Carnegiea gigantea is an example of a bat-pollinated cactus, as are many species of Pachycereus and Pilosocereus. The fruits produced by cacti after the flowers have been fertilized vary considerably; many are fleshy, although some are dry. All contain a large number of seeds. Fleshy, colorful and sweet-tasting fruits are associated with seed dispersal by birds.

The seeds pass through their digestive systems and are deposited in their droppings. Ants appear to disperse the seeds of a few genera, such as Blossfeldia. Drier spiny fruits may cling to the fur of mammals or be moved around by the wind. Drain, and let the cactus to cool to room temperature. In a bowl, combine all the ingredients, except the avocado, and mix well.

Arrange the avocado slices around the edges of the salad and sprinkle them with a little salt. The Lower Pecos is a fascinating region with a rich history. Beautiful and well worth a visit. I enjoy grilled nopalitos either sliced or diced as an ingredient in tacos as well.

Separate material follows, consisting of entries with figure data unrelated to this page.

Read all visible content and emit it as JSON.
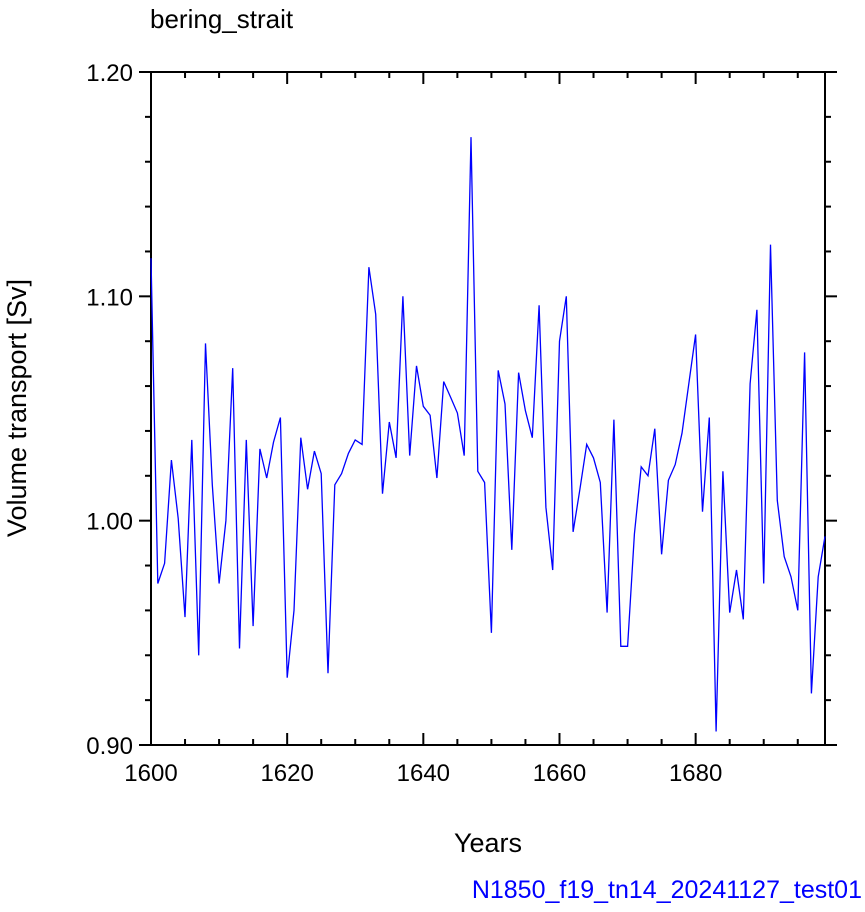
{
  "chart_data": {
    "type": "line",
    "title": "bering_strait",
    "xlabel": "Years",
    "ylabel": "Volume transport [Sv]",
    "caption": "N1850_f19_tn14_20241127_test01",
    "xlim": [
      1600,
      1699
    ],
    "ylim": [
      0.9,
      1.2
    ],
    "xticks": [
      1600,
      1620,
      1640,
      1660,
      1680
    ],
    "xtick_labels": [
      "1600",
      "1620",
      "1640",
      "1660",
      "1680"
    ],
    "yticks": [
      0.9,
      1.0,
      1.1,
      1.2
    ],
    "ytick_labels": [
      "0.90",
      "1.00",
      "1.10",
      "1.20"
    ],
    "series": [
      {
        "color": "#0000ff",
        "x": [
          1600,
          1601,
          1602,
          1603,
          1604,
          1605,
          1606,
          1607,
          1608,
          1609,
          1610,
          1611,
          1612,
          1613,
          1614,
          1615,
          1616,
          1617,
          1618,
          1619,
          1620,
          1621,
          1622,
          1623,
          1624,
          1625,
          1626,
          1627,
          1628,
          1629,
          1630,
          1631,
          1632,
          1633,
          1634,
          1635,
          1636,
          1637,
          1638,
          1639,
          1640,
          1641,
          1642,
          1643,
          1644,
          1645,
          1646,
          1647,
          1648,
          1649,
          1650,
          1651,
          1652,
          1653,
          1654,
          1655,
          1656,
          1657,
          1658,
          1659,
          1660,
          1661,
          1662,
          1663,
          1664,
          1665,
          1666,
          1667,
          1668,
          1669,
          1670,
          1671,
          1672,
          1673,
          1674,
          1675,
          1676,
          1677,
          1678,
          1679,
          1680,
          1681,
          1682,
          1683,
          1684,
          1685,
          1686,
          1687,
          1688,
          1689,
          1690,
          1691,
          1692,
          1693,
          1694,
          1695,
          1696,
          1697,
          1698,
          1699
        ],
        "values": [
          1.117,
          0.972,
          0.981,
          1.027,
          1.001,
          0.957,
          1.036,
          0.94,
          1.079,
          1.016,
          0.972,
          1.0,
          1.068,
          0.943,
          1.036,
          0.953,
          1.032,
          1.019,
          1.035,
          1.046,
          0.93,
          0.96,
          1.037,
          1.014,
          1.031,
          1.021,
          0.932,
          1.016,
          1.021,
          1.03,
          1.036,
          1.034,
          1.113,
          1.092,
          1.012,
          1.044,
          1.028,
          1.1,
          1.029,
          1.069,
          1.051,
          1.047,
          1.019,
          1.062,
          1.055,
          1.048,
          1.029,
          1.171,
          1.022,
          1.017,
          0.95,
          1.067,
          1.052,
          0.987,
          1.066,
          1.049,
          1.037,
          1.096,
          1.006,
          0.978,
          1.08,
          1.1,
          0.995,
          1.014,
          1.034,
          1.028,
          1.017,
          0.959,
          1.045,
          0.944,
          0.944,
          0.994,
          1.024,
          1.02,
          1.041,
          0.985,
          1.018,
          1.025,
          1.039,
          1.061,
          1.083,
          1.004,
          1.046,
          0.906,
          1.022,
          0.959,
          0.978,
          0.956,
          1.061,
          1.094,
          0.972,
          1.123,
          1.009,
          0.984,
          0.975,
          0.96,
          1.075,
          0.923,
          0.975,
          0.993
        ]
      }
    ],
    "grid": false
  }
}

Your salad will certainly become a go-to recipe for my household. Your email address will not be published. Hinds Cave, an archaeological site rich with Cactus cultural artifacts This is the Lower Pecos region, abundant with cactus for dietary and household use. Serve at room temperature or chilled. Sources — map of Lower Pecos by archeologist Solveig Turpin, from: Leave a Reply Cancel reply Your email address will not be published.